I feel lucky to run into Three-dimensional genome architecture and emerging technologies: looping in disease on Twitter. This review comprehensively and logically discussed the hierarchical genome architecture and summarized existing three-dimensional genome structure techniques: “C”-related, CHiC, Capture-HiC, DNase-HiC, ChIA-PET/HiChIP/PLAC-seq and CRISPR-based methods, with a gigantic table, reviewing the advantages/limits/relevant examples/computational pipeline. More importantly, it is such a resourceful paper that summarized how researchers associated all kinds of 3D techniques with disease-related SNPs. This gave us a clear view of what kind of 3D datasets publically available and to what extent have scientists come up with statistical models to link SNPs from non-coding regions with distal genes. I listed a few of them as follows:
3D techniques, CHi-C/p-CHi-C/HiCap, provides high-resolution cis-interactome data at clinically relevant loci such as regulatory elements, single nucleotide polymorphisms (SNPs) from GWASs, TAD boundaries or promoters. Important tools for connecting GWAS outcomes to target genes (many loci to all loci). (Namely, they can extract “promoter - other regions” interactions.)
Pipeline to analyze them: CHiCAGO: robust detection of DNA looping interactions in Capture Hi-C data.
Capture-Hi-C: A detailed catalogue of 22,000 promoter interactions was generated using promoter CHi-C for two blood cell types: the lymphoblast line GM12878 and CD34+ hematopoietic progenitor cells. 3D interaction data indicated that SNPs associated with autoimmune and other hematological disorders were significantly enriched at interacting distal regulatory sites of targeted promoters. Mapping long-range promoter contacts in human cells with high-resolution capture Hi-C.
CHi-C was also applied to study autoimmune-disease associated SNPs in GM12878 B-cell and Jurkat T-cell lines. These findings demonstrated that different autoimmune-associated variants interact with common gene promoters. They also contradict the long-held assumption that disease-causing genes and their associated variants should be in close linkage disequilibrium (LD) to impart an effect. Capture Hi-C reveals novel candidate genes and complex long-range interactions with related autoimmune risk loci.
3D techniques, ChIA-PET/HiChIP/PLAC-seq, study protein-specific chromatin interactome. Important in identifying chromatin architectural roles for proteins (many loci to all loci). (Namely, they study the “protein binding sites - other regions” interactions. Protein binding sites are similarly studied by ChIP-seq.)
HiChIP identified genome-wide cohesin-mediated looping interactions: HiChIP: efficient and sensitive analysis of protein-directed genome architecture.
PLAC-seq targets H3K4me3 histone marks to generate improved maps of promoter-enhancer interactions in mESCs: Mapping of long-range chromatin interactions by proximity ligation-assisted ChIP-seq.
Hi-C maps for cortical and germinal brain regions identified increased promoter-enhancer interactions compared with other tissues. The authors found novel human-gained enhancers showed significant overlap with lineage-specific lncRNAs and 108 significant schizophrenia-associated variants. (I feel it paper offers excellent data for a more advanced statistical model to link Hi-C with schizophrenia GWAS study!): Chromosome conformation elucidates regulatory relationships in developing human brain.

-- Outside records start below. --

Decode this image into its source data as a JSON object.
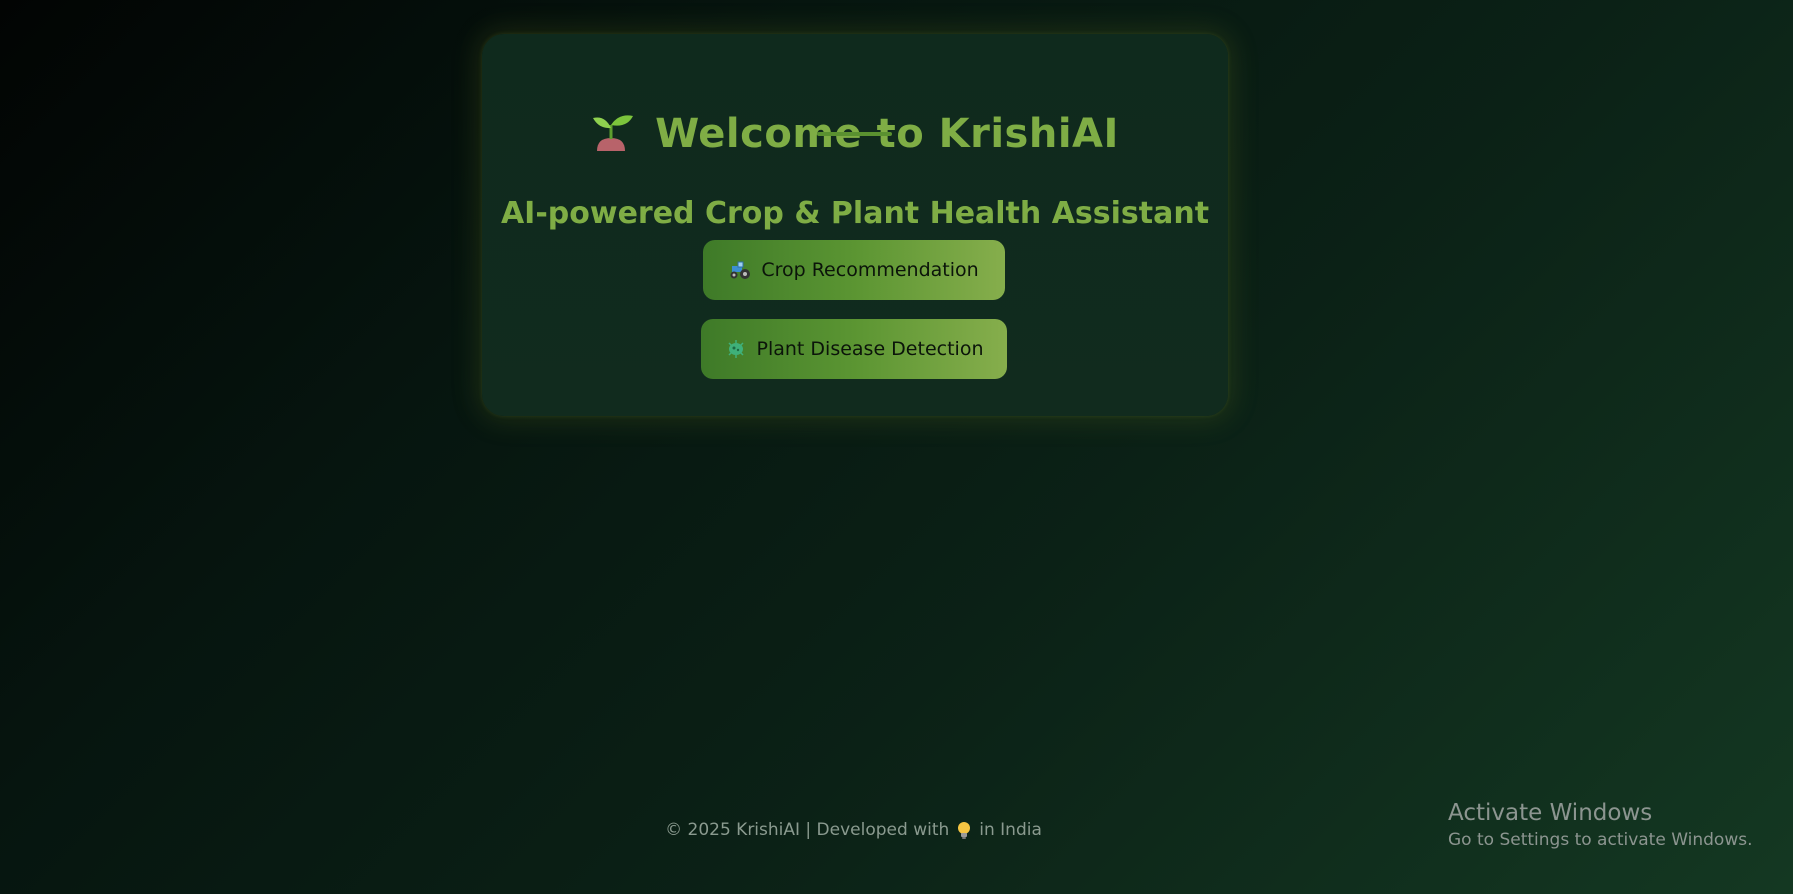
{
  "card": {
    "title": "Welcome to KrishiAI",
    "title_icon": "sprout-icon",
    "subtitle": "AI-powered Crop & Plant Health Assistant"
  },
  "buttons": {
    "crop": {
      "label": "Crop Recommendation",
      "icon": "tractor-icon"
    },
    "disease": {
      "label": "Plant Disease Detection",
      "icon": "microbe-icon"
    }
  },
  "footer": {
    "prefix": "© 2025 KrishiAI | Developed with",
    "icon": "lightbulb-icon",
    "suffix": "in India"
  },
  "watermark": {
    "title": "Activate Windows",
    "subtitle": "Go to Settings to activate Windows."
  },
  "colors": {
    "accent": "#7fad45",
    "button_start": "#3e7a28",
    "button_end": "#86ae4c",
    "background_dark": "#020403",
    "background_light": "#143822"
  }
}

Integrating study of 21 different cell and tissues types of Hi-C maps determines frequently interacting enhancer regions (FIRE) which usually associated with super-enhancers, typical enhancers etc (basically they are biologically functionally active regions). FIREs are tissue-specific, distinct disease-associated FIREs further strengthens the association: Alzheimer’s SNPs were found in brain-specific FIREs and SNPs for acute lymphoblastic leukemia were found in GM12878-specific super-FIREs. A Compendium of Chromatin Contact Maps Reveals Spatially Active Regions in the Human Genome.
A MODEL leveraged existing Hi-C data to determine that variants at regulatory elements outside of LD blocks interacted with genes or their enhancers harboring linked SNPs to impact gene expression and disease risk: Modeling disease risk through analysis of physical interactions between genetic variants within chromatin regulatory circuitry.
Another study generates extensive catalogues of distal genomic regions that interact with promoters, or promoter-interacting regions (PIRs), in 17 primary hematopoietic cell types, linking 2500 novel SNPs to putative disease-associated genes related to blood and autoimmune disorders. Lineage-Specific Genome Architecture Links Enhancers and Non-coding Disease Variants to Target Gene Promoters.
This is not in the review paper but certainly offers good Hi-C and other DNA sequencing datasets for Cardiac Myocytes: High Resolution Mapping of Chromatin Conformation in Cardiac Myocytes Reveals Structural Remodeling of the Epigenome in Heart Failure.
Collectively, this review paper is really a good starting point for establishing thoughts of modeling how distal non-coding regulatory variants impact gene using 3D technologies.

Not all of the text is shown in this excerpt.